Could anyone help me solve the following system of partial differential equations: $$\frac{\partial u_1(x_1,x_2)}{\partial x_1}=u_1(x_1,x_2)-u_2(x_1,x_2)$$ $$\frac{\partial u_2(x_1,x_2)}{\partial x_2}=u_2(x_1,x_2)-u_1(x_1,x_2)$$
$$u_1(0,x_2)=1$$ $$u_2(x_1,0)=0$$
My attempt:
Applynig the Laplace transform in PDE system, we have
$$\int_0^\infty \frac{\partial u_1(x_1,x_2)}{\partial x_1}e^{-s_1x_1}dx_1=\int_0^\infty u_1(x_1,x_2)e^{-s_1x_1}dx_1-\int_0^\infty u_2(x_1,x_2)e^{-s_1x_1}dx_1$$
$$\int_0^\infty \frac{\partial u_2(x_1,x_2)}{\partial x_2}e^{-s_2x_2}dx_2=\int_0^\infty u_2(x_1,x_2)e^{-s_2x_2}dx_2-\int_0^\infty u_1(x_1,x_2)e^{-s_2x_2}dx_2$$
which results in
$$s_1 \overline u_1(s_1,x_2)-u_1(0,x_2)=\overline u_1(s_1,x_2)-\overline u_2(s_1,x_2)$$ $$s_2 \overline u_2(x_1,s_2)-u_2(x_1,0)=\overline u_2(x_1,s_2)-\overline u_1(x_1,s_2)$$
where $s_1$ and $s_2$ denotes the Laplace variable with respect to $x_1$ and $x_2$, respectively. The over bar stand to variables $u_1$ and $u_2$ in the Laplace domain. However, now I have four unknown ($\overline u_1(s_1,x_2)$, $\overline u_1(x_1,s_2)$, $\overline u_2(s_1,x_2)$ and $\overline u_2(x_1,s_2)$) and only two equations.

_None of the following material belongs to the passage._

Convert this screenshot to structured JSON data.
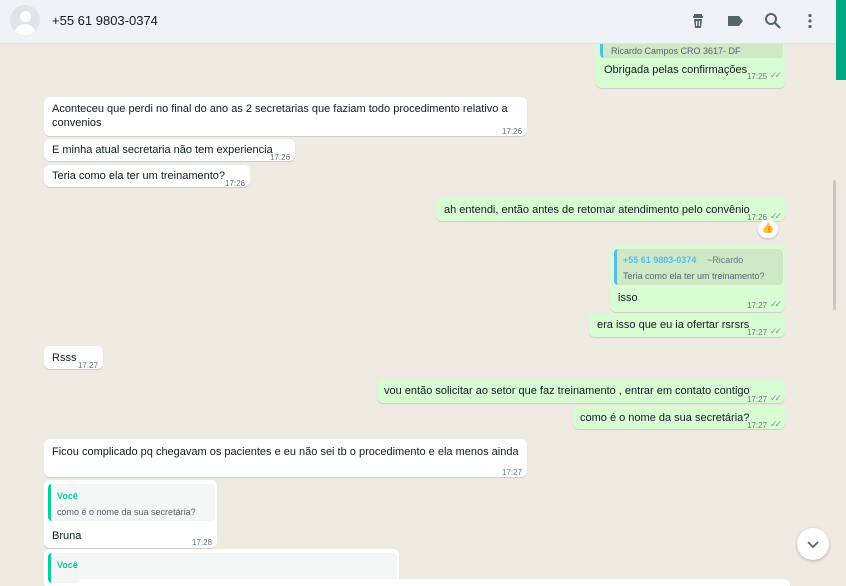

Let $\textbf{A} = \langle -u_2,u_1 \rangle$, then
$$ \big|\nabla \times \textbf{A}\big| = \frac{\partial u_1}{\partial x_1} + \frac{\partial u_2}{\partial x_2} = 0 $$
Since the vector field $\textbf{A}$ is irrotational, it must follow that
$$ \textbf{A} = \nabla \phi $$
where $\phi(x_1,x_2)$ is some scalar field. Then we can rewrite
$$ \frac{\partial \phi}{\partial x_1} = -u_2, \quad \frac{\partial \phi}{\partial x_2} = u_1 $$
Thus the system becomes a single PDE
$$ \frac{\partial^2 \phi}{\partial x_1 \partial x_2} = \frac{\partial \phi}{\partial x_1} + \frac{\partial \phi}{\partial x_2} $$
with boundary conditions
$$ \frac{\partial \phi}{\partial x_1}(x_1,0) = 0, \quad \frac{\partial \phi}{\partial x_2}(0,x_2) = 1 $$